Je m'aperçois que le cours est terminé lorsque tout le monde se lève et s'empresse de quitter la salle. Deux filles soupirent bruyamment, attendant que je me lève pour rejoindre les escaliers. Je jette négligemment mes affaires dans mon sac et lâche un « je vous en prie mesdemoiselles, allez-y» parfaitement ironique avant de les suivre à mon tour. Le professeur efface le tableau en nous souhaitant une bonne journée sans se retourner. J'enfile mes écouteurs et quitte le campus. Je m'engouffre dans la bouche de métro la plus proche et oscille doucement la tête sur le quai, puis dans la rame, tentant d'évacuer la pointe de stress qui acidifie mon estomac.

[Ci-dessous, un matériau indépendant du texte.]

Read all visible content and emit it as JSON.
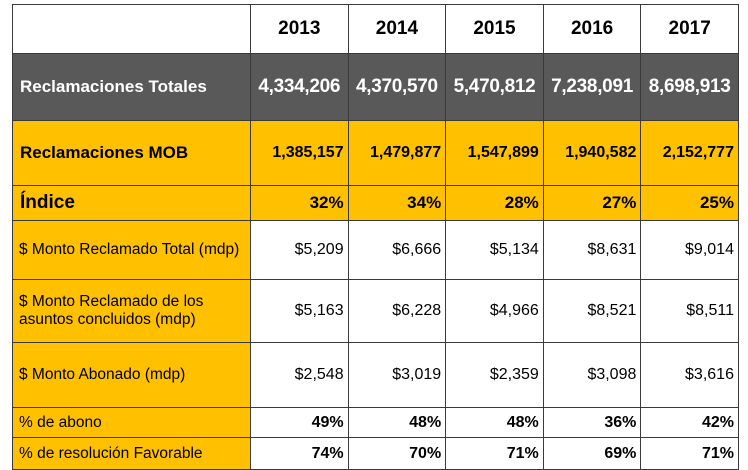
{
  "years": [
    "2013",
    "2014",
    "2015",
    "2016",
    "2017"
  ],
  "rows": [
    {
      "label": "Reclamaciones Totales",
      "values": [
        "4,334,206",
        "4,370,570",
        "5,470,812",
        "7,238,091",
        "8,698,913"
      ]
    },
    {
      "label": "Reclamaciones MOB",
      "values": [
        "1,385,157",
        "1,479,877",
        "1,547,899",
        "1,940,582",
        "2,152,777"
      ]
    },
    {
      "label": "Índice",
      "values": [
        "32%",
        "34%",
        "28%",
        "27%",
        "25%"
      ]
    },
    {
      "label": "$ Monto Reclamado Total (mdp)",
      "values": [
        "$5,209",
        "$6,666",
        "$5,134",
        "$8,631",
        "$9,014"
      ]
    },
    {
      "label": "$ Monto Reclamado de los asuntos concluidos (mdp)",
      "values": [
        "$5,163",
        "$6,228",
        "$4,966",
        "$8,521",
        "$8,511"
      ]
    },
    {
      "label": "$ Monto Abonado (mdp)",
      "values": [
        "$2,548",
        "$3,019",
        "$2,359",
        "$3,098",
        "$3,616"
      ]
    },
    {
      "label": "% de abono",
      "values": [
        "49%",
        "48%",
        "48%",
        "36%",
        "42%"
      ]
    },
    {
      "label": "% de resolución Favorable",
      "values": [
        "74%",
        "70%",
        "71%",
        "69%",
        "71%"
      ]
    }
  ],
  "colors": {
    "header_dark": "#595959",
    "accent_yellow": "#ffc000",
    "border": "#3a3a3a"
  }
}
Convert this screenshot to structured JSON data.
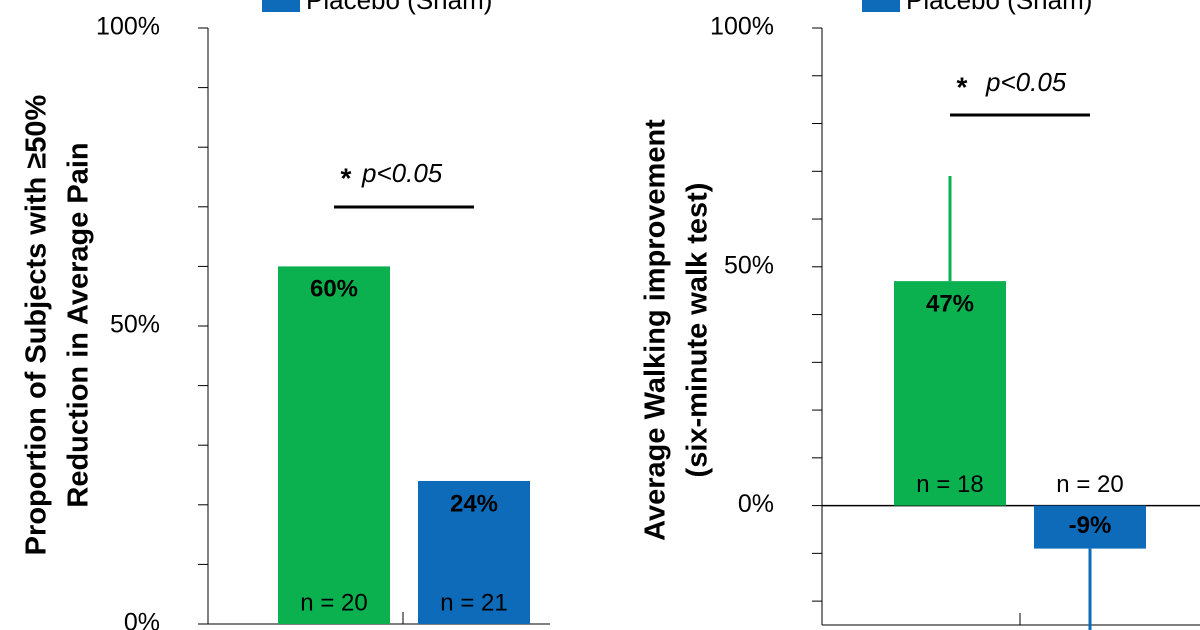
{
  "chart_data": [
    {
      "type": "bar",
      "ylabel": [
        "Proportion of Subjects with ≥50%",
        "Reduction in Average Pain"
      ],
      "ylim": [
        0,
        100
      ],
      "yticks": [
        {
          "value": 0,
          "label": "0%"
        },
        {
          "value": 50,
          "label": "50%"
        },
        {
          "value": 100,
          "label": "100%"
        }
      ],
      "minor_yticks": [
        10,
        20,
        30,
        40,
        60,
        70,
        80,
        90
      ],
      "annotation": {
        "marker": "*",
        "text": "p<0.05"
      },
      "series": [
        {
          "color": "#0bb04f",
          "values": [
            60
          ],
          "value_labels": [
            "60%"
          ],
          "n_label": "n = 20"
        },
        {
          "name": "Placebo (Sham)",
          "color": "#0e6bb9",
          "values": [
            24
          ],
          "value_labels": [
            "24%"
          ],
          "n_label": "n = 21"
        }
      ]
    },
    {
      "type": "bar",
      "ylabel": [
        "Average Walking improvement",
        "(six-minute walk test)"
      ],
      "ylim": [
        -25,
        100
      ],
      "yticks": [
        {
          "value": 0,
          "label": "0%"
        },
        {
          "value": 50,
          "label": "50%"
        },
        {
          "value": 100,
          "label": "100%"
        }
      ],
      "minor_yticks": [
        -20,
        -10,
        10,
        20,
        30,
        40,
        60,
        70,
        80,
        90
      ],
      "annotation": {
        "marker": "*",
        "text": "p<0.05"
      },
      "series": [
        {
          "color": "#0bb04f",
          "values": [
            47
          ],
          "value_labels": [
            "47%"
          ],
          "errors": [
            22
          ],
          "n_label": "n = 18"
        },
        {
          "name": "Placebo (Sham)",
          "color": "#0e6bb9",
          "values": [
            -9
          ],
          "value_labels": [
            "-9%"
          ],
          "errors": [
            20
          ],
          "n_label": "n = 20"
        }
      ]
    }
  ]
}
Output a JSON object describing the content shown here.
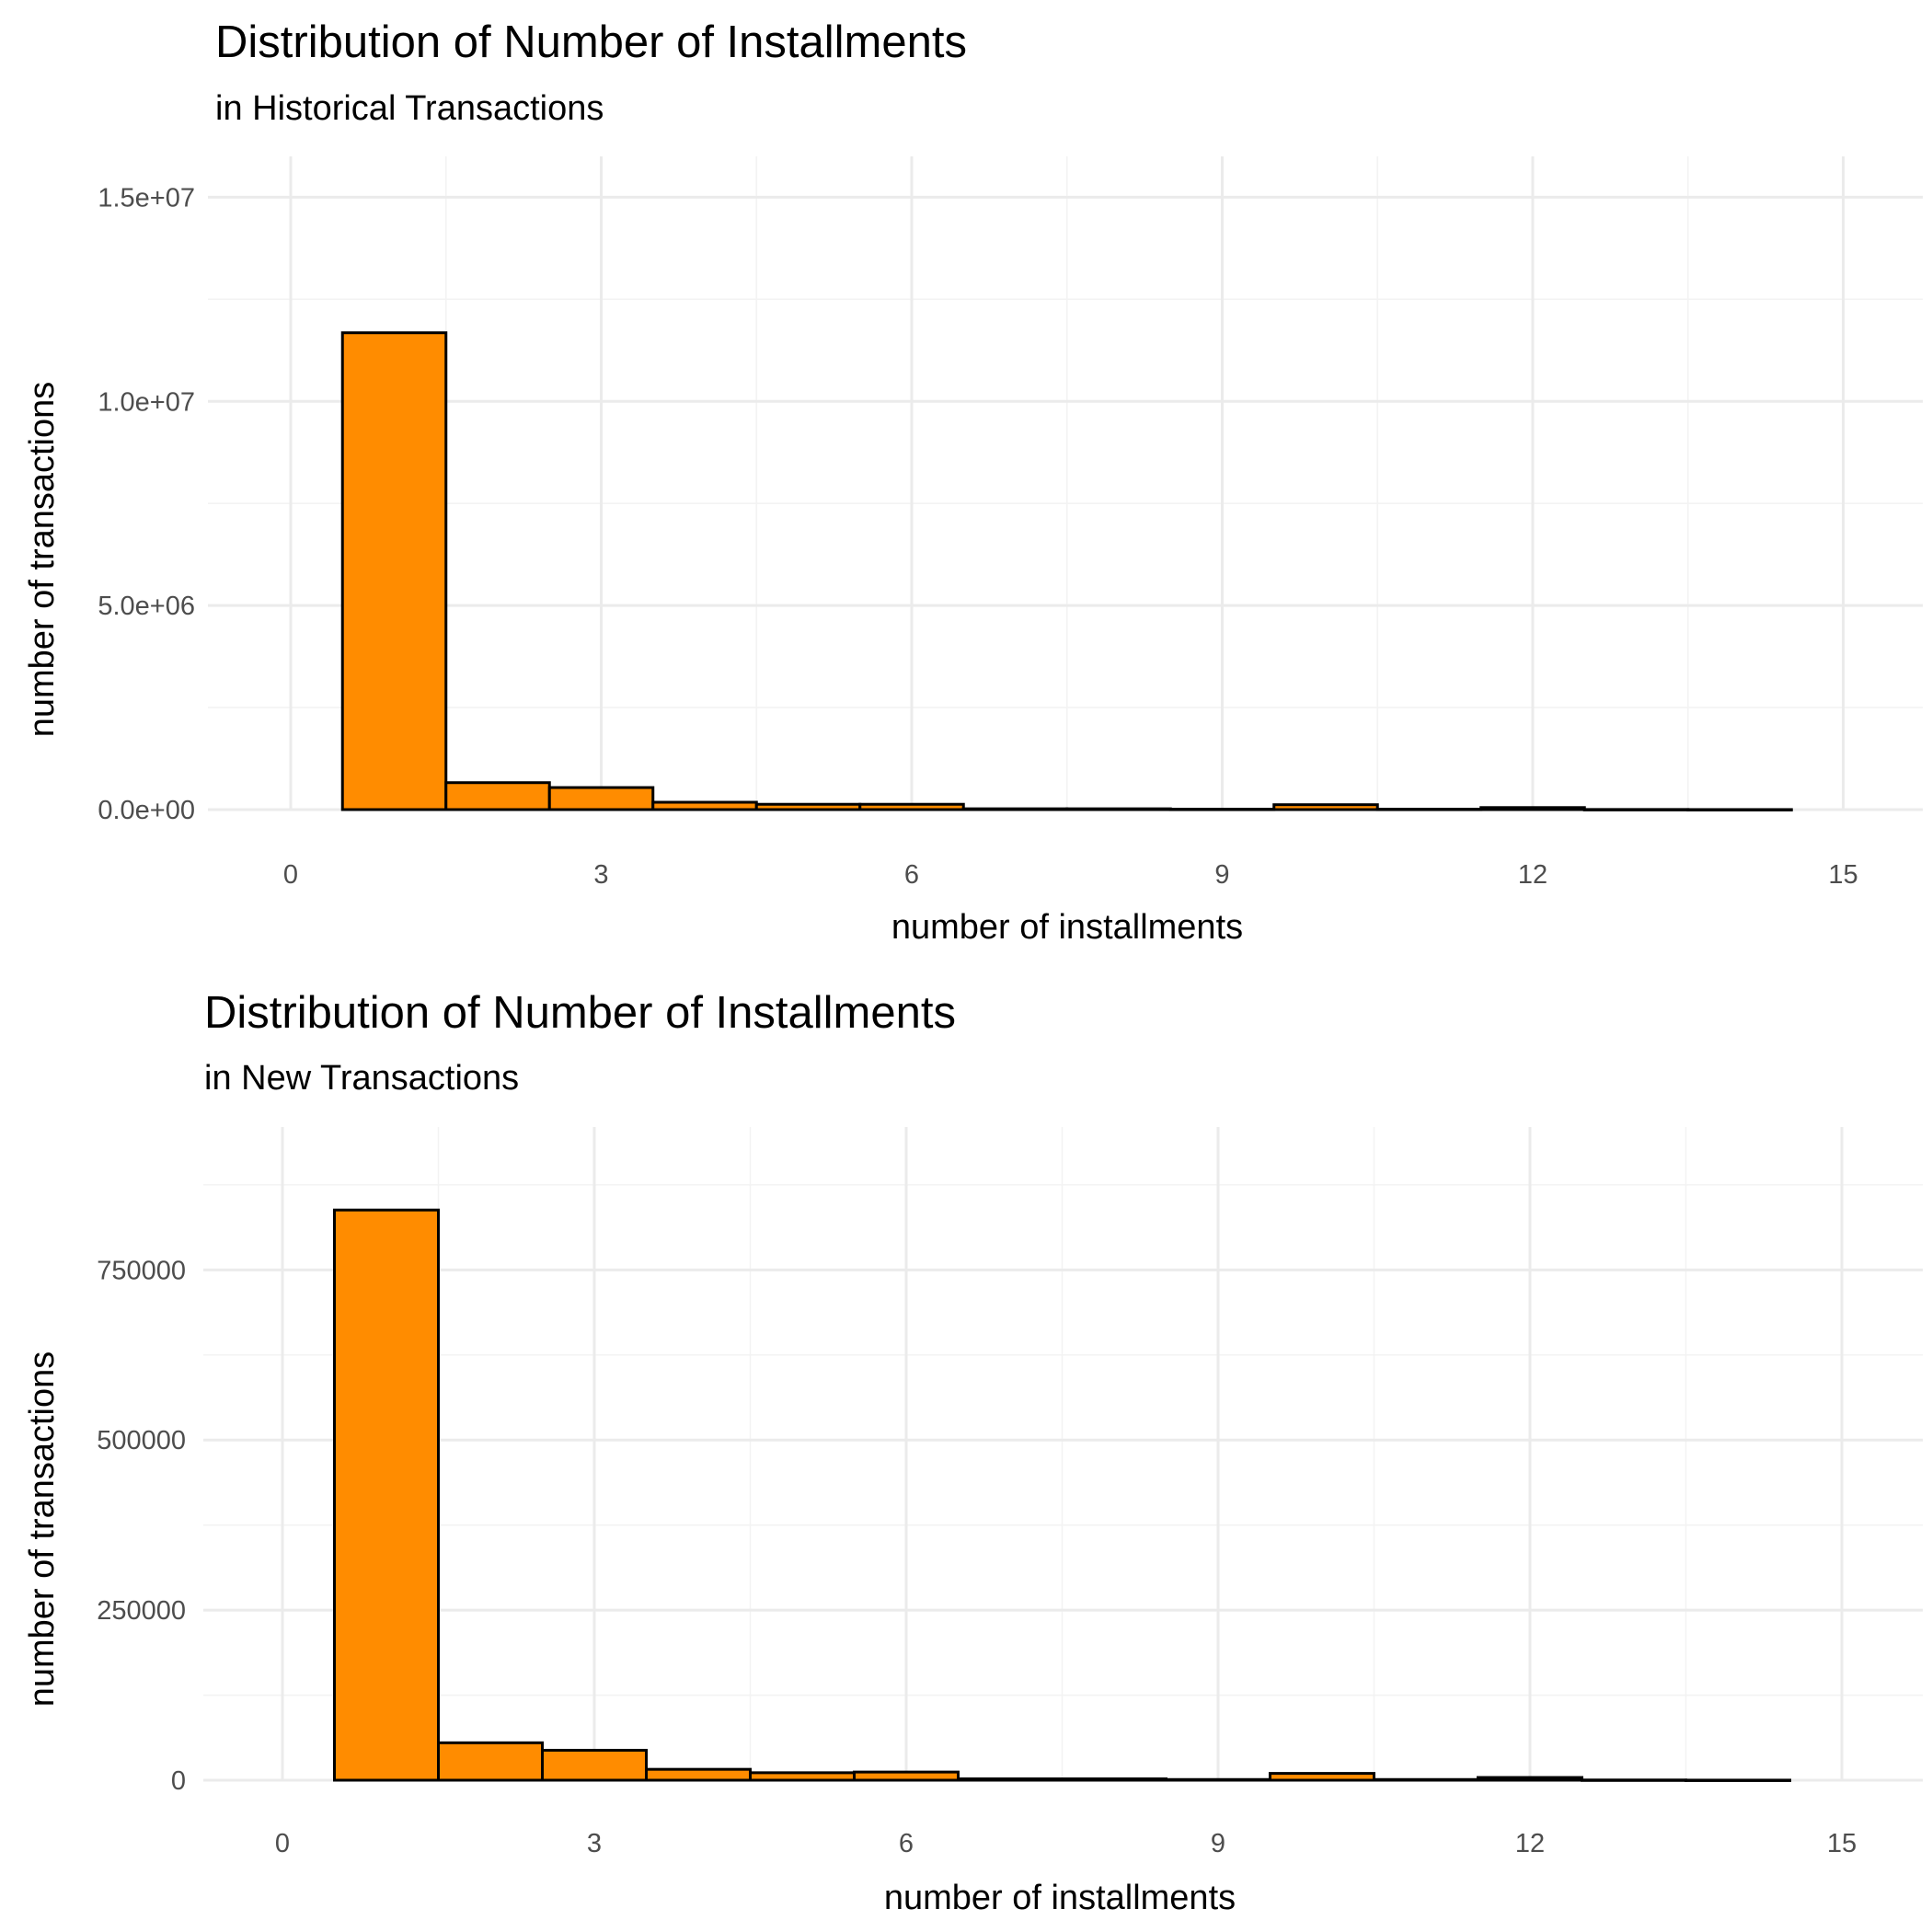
{
  "colors": {
    "bar_fill": "#ff8c00",
    "bar_stroke": "#000000"
  },
  "chart_data": [
    {
      "type": "bar",
      "title": "Distribution of Number of Installments",
      "subtitle": "in Historical Transactions",
      "xlabel": "number of installments",
      "ylabel": "number of transactions",
      "xlim": [
        -0.2,
        15.3
      ],
      "ylim": [
        0,
        16000000
      ],
      "x_ticks": [
        0,
        3,
        6,
        9,
        12,
        15
      ],
      "x_tick_labels": [
        "0",
        "3",
        "6",
        "9",
        "12",
        "15"
      ],
      "y_ticks": [
        0,
        5000000,
        10000000,
        15000000
      ],
      "y_tick_labels": [
        "0.0e+00",
        "5.0e+06",
        "1.0e+07",
        "1.5e+07"
      ],
      "x": [
        1,
        2,
        3,
        4,
        5,
        6,
        7,
        8,
        9,
        10,
        11,
        12,
        13,
        14
      ],
      "values": [
        11680000,
        660000,
        540000,
        180000,
        130000,
        130000,
        20000,
        20000,
        10000,
        120000,
        10000,
        50000,
        3000,
        1000
      ],
      "grid": true
    },
    {
      "type": "bar",
      "title": "Distribution of Number of Installments",
      "subtitle": "in New Transactions",
      "xlabel": "number of installments",
      "ylabel": "number of transactions",
      "xlim": [
        -0.2,
        15.3
      ],
      "ylim": [
        0,
        960000
      ],
      "x_ticks": [
        0,
        3,
        6,
        9,
        12,
        15
      ],
      "x_tick_labels": [
        "0",
        "3",
        "6",
        "9",
        "12",
        "15"
      ],
      "y_ticks": [
        0,
        250000,
        500000,
        750000
      ],
      "y_tick_labels": [
        "0",
        "250000",
        "500000",
        "750000"
      ],
      "x": [
        1,
        2,
        3,
        4,
        5,
        6,
        7,
        8,
        9,
        10,
        11,
        12,
        13,
        14
      ],
      "values": [
        838000,
        55000,
        44000,
        16000,
        11000,
        12000,
        2000,
        2000,
        1000,
        10000,
        1000,
        4000,
        300,
        100
      ],
      "grid": true
    }
  ]
}
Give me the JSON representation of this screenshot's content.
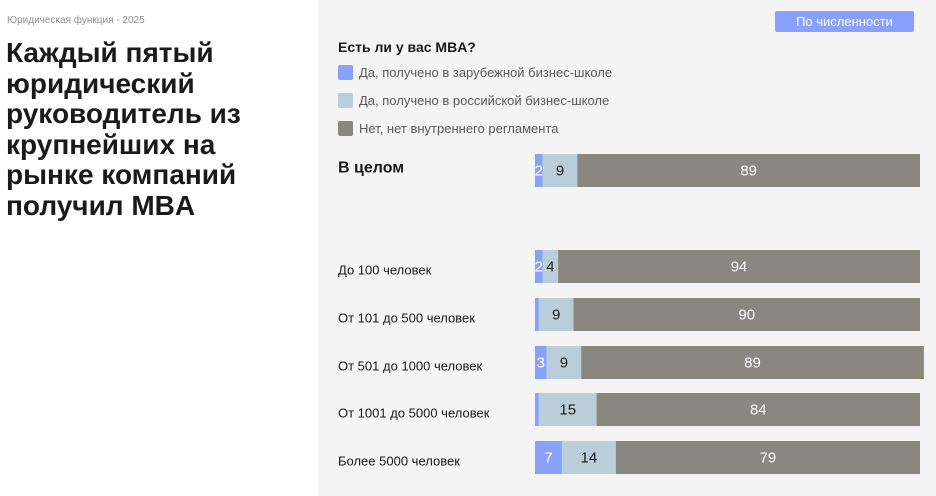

Putain, je déteste cette sensation. Plus qu'une station et j'y suis. Je vérifie l'adresse sur mon portable, mais le GPS ne marche pas. Aucun service, affiche mon écran. Ça aussi, je déteste. Après une durée qui me semble interminable, je retrouve la surface et prend quelques minutes pour relancer l'application. Deux cents mètres plus tard, j'aperçois le numéro de l'immeuble. Une plaque est encastrée dans le mur à côté de la porte. Une fille accompagnée de son père entre et l'homme retient la porte pour moi. Je le remercie dans un souffle et pénètre dans la cour. La jeune fille se tient à une distance respectable de son père, le visage plongé vers les pavés. Elle porte un pull ample, une grande veste imperméable, un jean et une paire de converses abîmées. Pour être honnête, elle fait peine à voir. 

Soudain, elle tourne la tête vers moi et je croise ses yeux brûlants. Elle me dévisage, de la rage au fond de ses pupilles. Ses mains se serrent et elle détache finalement son regard de moi. Mais je peux voir ses épaules se soulever rapidement, trahissant la vague violente qui ravage son esprit. Pétrifié, je suis trop loin pour attraper la porte que son père retenait à nouveau pour moi. Dans un grincement, elle se referme, puis claque. Je reste planté au milieu de la cour, mon manteau ouvert et le nez glacé. Pourtant, j'ai chaud, terriblement chaud.